Unfortunately, sleeping disorders are more and more common nowadays due to the stressful nature of modern life. Many people report having trouble falling asleep or maintaining a healthy sleep cycle without waking up repeatedly during the night. The best solution to problems of this nature lies in following a few simple tips and tricks that can help you improve your sleeping schedule. If you follow these tips every day, your sleeping schedule will improve greatly and you will feel more well-rested and up for work in the morning.

  1. Avoid Stimulants Before Bed (Caffeine, Tobacco, Alcohol)

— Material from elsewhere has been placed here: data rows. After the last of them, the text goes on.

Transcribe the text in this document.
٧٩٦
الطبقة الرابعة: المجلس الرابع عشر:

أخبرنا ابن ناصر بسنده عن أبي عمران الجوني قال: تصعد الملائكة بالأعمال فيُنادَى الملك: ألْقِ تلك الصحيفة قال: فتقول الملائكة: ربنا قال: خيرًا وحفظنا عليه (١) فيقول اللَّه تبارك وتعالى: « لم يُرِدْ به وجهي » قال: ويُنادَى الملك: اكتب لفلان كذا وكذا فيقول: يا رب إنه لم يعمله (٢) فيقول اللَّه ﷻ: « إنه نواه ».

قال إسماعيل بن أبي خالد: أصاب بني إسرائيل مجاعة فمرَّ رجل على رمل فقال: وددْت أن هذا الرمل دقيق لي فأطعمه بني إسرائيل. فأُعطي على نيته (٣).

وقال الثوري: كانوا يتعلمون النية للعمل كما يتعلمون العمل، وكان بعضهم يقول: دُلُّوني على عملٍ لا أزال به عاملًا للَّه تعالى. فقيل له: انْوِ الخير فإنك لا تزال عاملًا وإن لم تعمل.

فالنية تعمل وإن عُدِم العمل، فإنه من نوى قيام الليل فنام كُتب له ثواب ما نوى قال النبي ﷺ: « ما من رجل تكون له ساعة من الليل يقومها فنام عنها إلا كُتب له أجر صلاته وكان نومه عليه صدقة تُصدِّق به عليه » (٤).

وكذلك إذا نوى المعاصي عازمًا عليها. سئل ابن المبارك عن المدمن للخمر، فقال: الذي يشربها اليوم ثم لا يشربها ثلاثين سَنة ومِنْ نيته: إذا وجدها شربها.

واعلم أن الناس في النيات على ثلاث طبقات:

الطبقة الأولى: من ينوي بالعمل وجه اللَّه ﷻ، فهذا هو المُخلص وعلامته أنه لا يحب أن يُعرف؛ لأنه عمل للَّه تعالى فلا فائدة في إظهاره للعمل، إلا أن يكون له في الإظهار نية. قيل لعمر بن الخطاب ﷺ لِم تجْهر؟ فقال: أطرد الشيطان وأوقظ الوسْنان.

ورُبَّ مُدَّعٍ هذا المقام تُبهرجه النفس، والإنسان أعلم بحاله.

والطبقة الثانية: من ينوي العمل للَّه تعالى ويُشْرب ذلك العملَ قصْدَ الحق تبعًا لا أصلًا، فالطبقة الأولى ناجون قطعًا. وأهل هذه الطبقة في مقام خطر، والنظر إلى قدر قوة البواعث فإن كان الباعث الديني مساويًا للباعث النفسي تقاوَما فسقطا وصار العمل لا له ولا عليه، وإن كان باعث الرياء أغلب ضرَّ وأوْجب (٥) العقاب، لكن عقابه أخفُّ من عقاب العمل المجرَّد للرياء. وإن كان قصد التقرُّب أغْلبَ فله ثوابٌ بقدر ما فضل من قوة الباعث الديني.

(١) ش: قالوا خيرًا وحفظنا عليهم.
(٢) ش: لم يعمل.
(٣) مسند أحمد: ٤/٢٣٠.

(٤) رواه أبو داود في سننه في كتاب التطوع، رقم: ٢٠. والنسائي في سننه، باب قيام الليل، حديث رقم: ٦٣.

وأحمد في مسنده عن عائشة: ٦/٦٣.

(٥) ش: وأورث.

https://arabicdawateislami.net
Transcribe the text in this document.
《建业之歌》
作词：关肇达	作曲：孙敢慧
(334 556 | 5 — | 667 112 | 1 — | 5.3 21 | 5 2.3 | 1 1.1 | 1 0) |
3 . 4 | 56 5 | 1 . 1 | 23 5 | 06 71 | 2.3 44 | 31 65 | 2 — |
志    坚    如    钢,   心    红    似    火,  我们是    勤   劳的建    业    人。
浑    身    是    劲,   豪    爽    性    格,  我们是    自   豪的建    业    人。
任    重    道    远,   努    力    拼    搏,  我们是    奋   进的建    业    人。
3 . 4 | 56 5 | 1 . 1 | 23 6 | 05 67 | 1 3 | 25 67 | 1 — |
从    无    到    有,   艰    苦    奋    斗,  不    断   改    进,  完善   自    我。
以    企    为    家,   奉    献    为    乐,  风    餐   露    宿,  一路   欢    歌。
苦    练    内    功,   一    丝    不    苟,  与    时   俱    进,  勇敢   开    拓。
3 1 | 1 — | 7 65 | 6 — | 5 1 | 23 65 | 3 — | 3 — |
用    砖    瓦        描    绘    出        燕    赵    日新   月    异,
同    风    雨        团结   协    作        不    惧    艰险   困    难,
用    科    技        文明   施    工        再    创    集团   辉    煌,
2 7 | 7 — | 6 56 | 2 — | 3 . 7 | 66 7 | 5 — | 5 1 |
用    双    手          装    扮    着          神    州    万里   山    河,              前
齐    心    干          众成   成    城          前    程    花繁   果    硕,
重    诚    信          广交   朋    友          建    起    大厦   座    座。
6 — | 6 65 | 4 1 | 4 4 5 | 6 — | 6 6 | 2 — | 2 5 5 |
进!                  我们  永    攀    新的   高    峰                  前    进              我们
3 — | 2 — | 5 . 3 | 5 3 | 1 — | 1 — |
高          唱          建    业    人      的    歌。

If you want to fall asleep fast, it is advisable that you refrain from consuming caffeine in any form (coffee, tea, cola, pain relievers etc.) four to six hours before your regular bedtime. Also, if you are a smoker, try not to smoke cigarettes or use any other tobacco-based products at leat two hours before you go to sleep. As for alcohol, even though we’re all used to the myth according to which a beer or a hearty glass of red wine before bed can help us sleep, this is not exactly true. While alcohol might ensure that you fall asleep faster, it will also disturb your sleep cycle. If you drink before bed, chances are that you will wake up a few times during the night. As a consequence, you won’t feel fresh and well-rested in the morning. On the contrary, you will be very tired and grumpy.

  1. Go To Sleep Only When You Feel Tired

It doesn’t matter how hard you try, if you don’t feel truly tired, you won’t be able to fall asleep. If you don’t fall asleep in the first 20 minutes after going to bed, don’t just lie there and get frustrated over it. Get out of bed and read something, listen to relaxing music or watch a movie (but not one that is too fast-paced and action-filled) until you feel sleepy enough.

  1. Keep A Consistent Sleep Schedule

The best way to ensure that you get a good night’s sleep is if you set your internal clock by going to bed and waking up at the same hour. Even though during the weekends or holidays it’s tempting to go to bed later and sleep in more, your body has little to benefit from this. Of course, it is almost impossible to do this consistently without interruption, but you should try to keep it up for as long as you can.

  1. Eat Light Dinners

Eating heavy foods in the evening is a sure recipe for disaster. Even though it might seem tempting to binge on pizza and fries at 10 p.m., you aren’t doing yourself any favors because you will most likely wake up several times during the night, and also have a potential stomach ache in the morning. Try to eat your last meal of the day at least a couple of hours before you go to sleep, and steer clear of foods that can cause indigestion.